Tourisme électoral, oui, et alors ?

Les lundis de l’actualité – Nicolas Jutzet

Dévoilée par le Tages Anzeiger, la polémique n’est pas prête de se dégonfler. Traitant Moutier de République bananière  terme péjoratif qui sous-entend qu’une ploutocratie règne sur un Etat clientéliste et peu transparent le journal alémanique est encore une fois au cœur de l’actualité. Après « l’affaire Broulis » et la pseudo-controverse Isabelle Moret, voilà un nouvel article au potentiel intéressant. C’est que la question est sujette à émotions.

Bref retour en arrière : le 18 juin 2017, les citoyens de Moutier décident, à une courte majorité 51,7% de rejoindre le canton du Jura.
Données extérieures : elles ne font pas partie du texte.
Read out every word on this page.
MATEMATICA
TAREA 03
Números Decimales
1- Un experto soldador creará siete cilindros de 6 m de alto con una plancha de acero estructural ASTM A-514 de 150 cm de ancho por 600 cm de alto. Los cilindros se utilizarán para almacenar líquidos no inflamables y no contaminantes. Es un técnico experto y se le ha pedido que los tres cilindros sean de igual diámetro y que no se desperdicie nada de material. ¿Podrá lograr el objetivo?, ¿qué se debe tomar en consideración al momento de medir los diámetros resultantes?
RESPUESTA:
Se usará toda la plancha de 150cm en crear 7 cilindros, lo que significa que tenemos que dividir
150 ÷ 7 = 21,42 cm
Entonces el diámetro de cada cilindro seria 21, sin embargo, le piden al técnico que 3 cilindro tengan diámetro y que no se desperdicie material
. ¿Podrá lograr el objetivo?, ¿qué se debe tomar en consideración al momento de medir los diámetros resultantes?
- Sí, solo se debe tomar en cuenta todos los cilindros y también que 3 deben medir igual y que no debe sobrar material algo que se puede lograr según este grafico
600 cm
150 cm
Cette majorité est symbolisée par 137 voix d’avance, un souffle, qui permet à la commune de tenter l’aventure. Une aventure ambitieuse et fortement imprégnée d’identité. Enième épisode de la « question jurassienne ». Emaillée par des tensions et des soupçons de fraudes, cette votation n’a cessé de défrayer la chronique.

Loin de se tarir une fois le résultat sorti des urnes, le flot de rumeurs repart de plus belle depuis quelques heures. La raison ? L’apparition d’un rapport anonyme qui fait état d’un tourisme électoral en période de votation dans la commune de Moutier. Alors finalement, peu représentative, cette courte majorité ? Que s’est-il passé ?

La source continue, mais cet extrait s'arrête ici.